Ветер почти совсем утих, и путешественникам вновь пришлось налечь на весла, толкая свои лодки вдоль обрывистого берега к изогнутому широкой дугой пляжу. Из прибоя вставали сваи причальных помостов, а вокруг них на серой полосе песка темнели пятна вытащенных на берег деревянных челнов, кожаных лодок и длинных бревенчатых плотов.
Выше начиналось травяное поле, пологим желобом спускаясь от поросших лесом вершин холмов к синему блюду залива. Над равниной поднимались зыбкие струйки дыма от бесчисленных навесов шалашей и землянок, просяными зернами рассыпанных по склонам. И повсюду, между жилищ, вокруг причалов, по густой сети тропинок сновало множество людей.
Выпуклый борт ударился о подпорки помоста, гребцы быстро и сноровисто подтянули к ним лодку, привязав просмоленной веревкой. Зоул вскарабкался на скользкие жерди настила, потянулся, разминая затекшие ноги и спину.
Охотники принялись выгружать на мостки кожаные тюки, а трое юношей, простившись с ними, направились в гущу строений, туда, где над крышами виднелся шест с родовым знаком – распахнутыми крыльями кайры.
Вдоль тропок стояли рамы, были расстелены шкуры и сухая трава, а на них разложено и развешено, растянуто и развернуто все то, что принесли для обмена разные племена.
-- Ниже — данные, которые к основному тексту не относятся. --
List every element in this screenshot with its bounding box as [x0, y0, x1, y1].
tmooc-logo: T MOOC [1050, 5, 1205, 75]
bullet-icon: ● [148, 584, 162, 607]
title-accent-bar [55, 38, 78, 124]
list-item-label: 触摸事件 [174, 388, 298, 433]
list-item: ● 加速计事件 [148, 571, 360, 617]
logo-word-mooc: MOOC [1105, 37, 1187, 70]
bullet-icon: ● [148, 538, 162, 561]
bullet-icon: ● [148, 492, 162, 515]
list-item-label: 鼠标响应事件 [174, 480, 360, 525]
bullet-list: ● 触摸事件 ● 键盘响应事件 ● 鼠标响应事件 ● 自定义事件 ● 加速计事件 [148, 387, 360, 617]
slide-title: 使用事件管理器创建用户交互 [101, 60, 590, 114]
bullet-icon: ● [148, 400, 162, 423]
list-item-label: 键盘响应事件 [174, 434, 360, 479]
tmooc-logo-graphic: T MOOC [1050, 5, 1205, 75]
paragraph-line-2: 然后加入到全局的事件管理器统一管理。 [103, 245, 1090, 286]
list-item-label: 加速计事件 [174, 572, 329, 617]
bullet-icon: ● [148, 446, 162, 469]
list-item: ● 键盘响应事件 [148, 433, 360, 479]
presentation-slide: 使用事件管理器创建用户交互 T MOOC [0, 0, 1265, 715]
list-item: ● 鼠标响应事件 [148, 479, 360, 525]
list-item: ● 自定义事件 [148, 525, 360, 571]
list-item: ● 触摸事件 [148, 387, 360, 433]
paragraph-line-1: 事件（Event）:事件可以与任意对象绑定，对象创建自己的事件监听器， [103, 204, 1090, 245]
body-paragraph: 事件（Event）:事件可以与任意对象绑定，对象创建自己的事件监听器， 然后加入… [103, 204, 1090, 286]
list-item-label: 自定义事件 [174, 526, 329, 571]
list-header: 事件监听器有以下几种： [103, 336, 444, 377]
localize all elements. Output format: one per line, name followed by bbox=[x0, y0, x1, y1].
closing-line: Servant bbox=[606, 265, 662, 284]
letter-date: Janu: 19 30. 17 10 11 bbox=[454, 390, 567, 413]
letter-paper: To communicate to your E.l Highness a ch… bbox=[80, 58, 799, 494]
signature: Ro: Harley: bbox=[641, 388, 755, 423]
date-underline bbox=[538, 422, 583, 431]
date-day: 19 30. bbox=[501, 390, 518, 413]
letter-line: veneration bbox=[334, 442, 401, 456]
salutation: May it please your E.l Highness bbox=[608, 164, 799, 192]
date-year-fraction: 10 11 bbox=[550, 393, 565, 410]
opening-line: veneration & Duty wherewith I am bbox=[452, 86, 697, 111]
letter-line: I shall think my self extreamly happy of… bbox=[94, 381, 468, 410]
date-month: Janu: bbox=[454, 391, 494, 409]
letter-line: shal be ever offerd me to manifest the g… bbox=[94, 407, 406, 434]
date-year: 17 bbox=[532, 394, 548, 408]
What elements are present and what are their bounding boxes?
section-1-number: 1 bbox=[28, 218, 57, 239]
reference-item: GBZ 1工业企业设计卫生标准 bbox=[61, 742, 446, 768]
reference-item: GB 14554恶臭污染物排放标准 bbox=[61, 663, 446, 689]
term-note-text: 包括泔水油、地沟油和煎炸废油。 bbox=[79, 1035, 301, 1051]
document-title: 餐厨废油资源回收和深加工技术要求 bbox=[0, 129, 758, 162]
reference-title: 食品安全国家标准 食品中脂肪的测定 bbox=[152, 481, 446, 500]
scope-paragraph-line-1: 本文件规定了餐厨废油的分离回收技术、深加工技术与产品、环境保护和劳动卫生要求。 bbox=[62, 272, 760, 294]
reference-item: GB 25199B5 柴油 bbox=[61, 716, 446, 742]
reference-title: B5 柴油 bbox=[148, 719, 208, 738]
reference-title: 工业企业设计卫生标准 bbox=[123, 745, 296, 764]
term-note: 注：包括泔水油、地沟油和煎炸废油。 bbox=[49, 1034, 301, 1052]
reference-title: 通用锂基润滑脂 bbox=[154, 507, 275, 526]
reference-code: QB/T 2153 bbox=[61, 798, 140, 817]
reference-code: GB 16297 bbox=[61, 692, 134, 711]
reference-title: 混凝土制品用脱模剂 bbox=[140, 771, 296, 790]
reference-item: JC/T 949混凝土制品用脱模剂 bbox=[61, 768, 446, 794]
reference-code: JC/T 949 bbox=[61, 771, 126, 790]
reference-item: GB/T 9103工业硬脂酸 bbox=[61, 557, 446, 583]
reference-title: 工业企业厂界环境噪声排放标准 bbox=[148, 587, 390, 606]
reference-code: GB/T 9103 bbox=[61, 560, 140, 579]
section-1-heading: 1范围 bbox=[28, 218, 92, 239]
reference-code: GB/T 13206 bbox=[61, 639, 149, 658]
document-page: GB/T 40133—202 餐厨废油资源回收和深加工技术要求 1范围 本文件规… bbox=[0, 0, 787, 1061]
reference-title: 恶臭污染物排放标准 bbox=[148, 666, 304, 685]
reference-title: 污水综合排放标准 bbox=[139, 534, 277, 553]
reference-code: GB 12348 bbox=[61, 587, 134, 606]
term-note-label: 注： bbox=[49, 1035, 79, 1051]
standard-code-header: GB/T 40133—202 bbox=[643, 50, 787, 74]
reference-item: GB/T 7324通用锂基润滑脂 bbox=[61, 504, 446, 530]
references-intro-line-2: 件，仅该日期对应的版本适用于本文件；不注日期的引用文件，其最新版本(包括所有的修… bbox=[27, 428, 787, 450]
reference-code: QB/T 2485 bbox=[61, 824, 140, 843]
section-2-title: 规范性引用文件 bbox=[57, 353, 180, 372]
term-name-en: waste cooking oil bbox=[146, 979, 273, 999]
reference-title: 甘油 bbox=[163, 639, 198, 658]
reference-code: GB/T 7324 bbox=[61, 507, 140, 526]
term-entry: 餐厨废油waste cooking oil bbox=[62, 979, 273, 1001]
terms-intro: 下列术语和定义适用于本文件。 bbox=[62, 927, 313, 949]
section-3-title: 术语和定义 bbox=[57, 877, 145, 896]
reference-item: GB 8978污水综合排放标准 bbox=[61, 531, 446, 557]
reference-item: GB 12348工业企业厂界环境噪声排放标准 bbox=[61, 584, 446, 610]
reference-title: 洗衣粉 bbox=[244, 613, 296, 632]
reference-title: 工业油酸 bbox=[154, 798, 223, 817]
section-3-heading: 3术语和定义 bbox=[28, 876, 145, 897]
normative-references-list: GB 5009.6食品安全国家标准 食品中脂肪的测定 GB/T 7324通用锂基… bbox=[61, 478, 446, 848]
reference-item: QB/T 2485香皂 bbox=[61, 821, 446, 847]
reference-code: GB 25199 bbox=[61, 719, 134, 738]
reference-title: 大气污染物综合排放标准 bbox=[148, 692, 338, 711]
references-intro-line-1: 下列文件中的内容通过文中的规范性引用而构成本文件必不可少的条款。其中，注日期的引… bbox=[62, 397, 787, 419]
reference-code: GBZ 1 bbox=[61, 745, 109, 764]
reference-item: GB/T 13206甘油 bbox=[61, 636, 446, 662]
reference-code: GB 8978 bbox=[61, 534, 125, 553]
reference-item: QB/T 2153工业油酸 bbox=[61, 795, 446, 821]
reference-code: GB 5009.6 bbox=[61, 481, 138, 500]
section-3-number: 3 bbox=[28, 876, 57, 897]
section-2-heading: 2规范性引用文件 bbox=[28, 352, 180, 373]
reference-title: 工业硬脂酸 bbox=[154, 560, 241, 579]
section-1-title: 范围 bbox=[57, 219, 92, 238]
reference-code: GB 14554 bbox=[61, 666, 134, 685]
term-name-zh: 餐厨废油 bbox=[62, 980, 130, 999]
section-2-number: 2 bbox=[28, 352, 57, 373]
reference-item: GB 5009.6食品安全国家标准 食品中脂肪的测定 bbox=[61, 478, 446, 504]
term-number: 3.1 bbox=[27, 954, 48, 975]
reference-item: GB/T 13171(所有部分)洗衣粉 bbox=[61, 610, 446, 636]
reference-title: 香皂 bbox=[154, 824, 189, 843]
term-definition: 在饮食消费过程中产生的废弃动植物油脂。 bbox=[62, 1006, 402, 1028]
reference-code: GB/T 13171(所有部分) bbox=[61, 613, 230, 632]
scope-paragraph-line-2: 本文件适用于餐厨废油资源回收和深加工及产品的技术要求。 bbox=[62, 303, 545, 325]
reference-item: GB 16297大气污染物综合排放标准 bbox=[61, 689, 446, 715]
Меха и кожа, яркие перья, куски смол и воска, горшочки с медом, прутья редких деревьев, травы и душистые семена. Сухожилия, луб, рог, кость и бивень, раковины и панцири, кремень, обсидиан и множество иных камней всех цветов радуги – голубых, точно капли неба и алых, словно кровь. Сушеное мясо, рыба, орехи, ягоды. Соль, желтая сера и едкие белые порошки. Зерно, веревки, посуда.
Мужчины разных племен постоянно жили здесь, отыскивая то, чего не доставало их роду, и обменивали то, что имелось в избытке.
В преддверии праздника Матери и большого совета на поле было особенно людно. С детьми Пернатого смешались северные охотники в кожаных куртках с блестящими подвесками в черных волосах, рыболовы с дальних островов в плащах из пятнистых шкур морского зверя, жители южных побережий в ярких тканых одеждах и цветных платках, кочевые скотоводы степей в отороченных мехом шапках. В глазах рябило от причудливых украшений и оберегов, незнакомого оружия.
Юноши, ошарашенные этой пестротой, то и дело задерживались у очередной палатки, рассматривая товары и украдкой их владельца, пораженные невероятной раскраской кожи, прической или странными чертами лиц.
Завсегдатаи поля, напротив, не проявляли к троице интереса. Окинув их быстрым взглядом, хозяева палаток понимали – от этих молодых зевак не стоит ждать серьезного торга, и вновь смотрели в толпу, ожидая настоящего меновщика.
Неожиданно Зоул ощутил укол холодного чужого взора и обернулся, на мгновение встретившись глазами с черноволосым чужаком у соседнего шалаша. Юношу словно с размаху хлестнули по лицу, столь тяжел и враждебен был этот взгляд. Так расчетливый хищник оценивает силу жертвы, уже предвкушая вкус ее крови на языке. Так, не мигая смотрит змея, пригвождая к земле кролика. Так прищуривается охотник, натянув тетиву, поймав острием стрелы влажный глаз косули.